This time, on a landmark Kabul hotel, in which 21 were killed, including the 9 insurgents. In a previous post, I spoke about how, a decade after the initial invasion of their country, the Taliban are still coordinating these skillful attacks against the coalition forces. While all of the attackers were killed, they left behind a trail of venomous carnage. Stories like this remind me of my reading on the Vietnam War, and lessons that we should have learned from that, such as that you can win virtually every battle and still lose to an opponent via a sheer force of will and a willingness to sacrifice anything and everything.
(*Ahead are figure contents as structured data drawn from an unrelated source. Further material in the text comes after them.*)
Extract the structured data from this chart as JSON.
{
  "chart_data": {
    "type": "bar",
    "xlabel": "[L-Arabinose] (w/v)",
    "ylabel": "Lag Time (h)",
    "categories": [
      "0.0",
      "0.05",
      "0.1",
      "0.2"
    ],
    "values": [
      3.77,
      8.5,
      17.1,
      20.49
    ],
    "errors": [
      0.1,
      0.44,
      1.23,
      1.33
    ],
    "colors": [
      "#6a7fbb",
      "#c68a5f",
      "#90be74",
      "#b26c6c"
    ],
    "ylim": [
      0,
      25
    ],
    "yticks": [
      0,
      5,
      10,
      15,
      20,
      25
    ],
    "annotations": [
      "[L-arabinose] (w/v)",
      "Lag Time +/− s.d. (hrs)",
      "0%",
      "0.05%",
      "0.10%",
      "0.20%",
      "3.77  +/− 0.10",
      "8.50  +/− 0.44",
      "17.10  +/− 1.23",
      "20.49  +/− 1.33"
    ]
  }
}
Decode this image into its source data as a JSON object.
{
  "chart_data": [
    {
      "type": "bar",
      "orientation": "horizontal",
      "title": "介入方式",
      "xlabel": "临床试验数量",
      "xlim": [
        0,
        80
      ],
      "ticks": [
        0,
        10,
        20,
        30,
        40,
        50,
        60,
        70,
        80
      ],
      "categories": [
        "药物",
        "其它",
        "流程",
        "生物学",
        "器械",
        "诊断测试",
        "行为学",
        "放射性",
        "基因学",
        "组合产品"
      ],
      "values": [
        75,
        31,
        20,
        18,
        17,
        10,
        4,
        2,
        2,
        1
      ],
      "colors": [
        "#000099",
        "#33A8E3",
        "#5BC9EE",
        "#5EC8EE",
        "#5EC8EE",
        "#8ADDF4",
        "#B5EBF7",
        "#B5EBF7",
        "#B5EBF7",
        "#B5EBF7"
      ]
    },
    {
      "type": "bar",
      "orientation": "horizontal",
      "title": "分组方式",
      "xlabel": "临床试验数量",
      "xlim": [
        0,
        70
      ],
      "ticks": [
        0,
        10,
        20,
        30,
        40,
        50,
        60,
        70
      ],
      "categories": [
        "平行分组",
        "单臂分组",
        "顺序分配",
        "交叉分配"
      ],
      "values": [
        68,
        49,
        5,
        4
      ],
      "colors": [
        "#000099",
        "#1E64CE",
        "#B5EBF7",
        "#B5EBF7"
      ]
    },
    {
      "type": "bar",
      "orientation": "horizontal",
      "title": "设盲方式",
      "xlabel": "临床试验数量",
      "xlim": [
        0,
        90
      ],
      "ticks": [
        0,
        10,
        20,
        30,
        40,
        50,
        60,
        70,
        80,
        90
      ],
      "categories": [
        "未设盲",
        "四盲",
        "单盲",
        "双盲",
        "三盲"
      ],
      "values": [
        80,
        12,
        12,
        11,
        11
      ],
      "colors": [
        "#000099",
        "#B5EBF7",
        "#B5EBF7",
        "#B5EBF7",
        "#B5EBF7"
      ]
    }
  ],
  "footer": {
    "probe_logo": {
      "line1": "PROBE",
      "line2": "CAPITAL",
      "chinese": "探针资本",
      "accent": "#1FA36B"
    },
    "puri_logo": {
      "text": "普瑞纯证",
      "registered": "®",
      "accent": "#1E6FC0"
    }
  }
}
It also reminded me of something that someone said, I forget where I saw or read this. This person was speaking of 9/11 and said that the total budget for the plotting and implementation of the attack ran something like $500,000. He then contrasted that with U.S. government spending in response to 9/11, which numbers in the trillions. I don't think it requires much imagination to see where repeated instances of this would lead, to a country that spends itself into oblivion. Assuming that Bin Laden was the ringleader of the 9/11 attacks, he said that he wanted to engage the U.S. in economic warfare. Well, I think the end result was beyond his wildest dreams, and he might be well on his way to see his wish, albeit posthumously. Just think of how much it cost to train those NATO troops and Afghan soldiers who engaged in combat with the Taliban, as well as the helicopter and the weaponry that was used in this fight.
To close, a quote from one of Hamid Karzai's senior aides brings back memories. He referred to the attackers as "cowards", as Bush and many others did of the 9/11 attackers. As Bill Maher famously pointed out, risking your own life, no matter how fucked up the objectives, is not exactly cowardly. Many other things (depraved, demented, whether synonym you prefer), but not cowardly, in my book.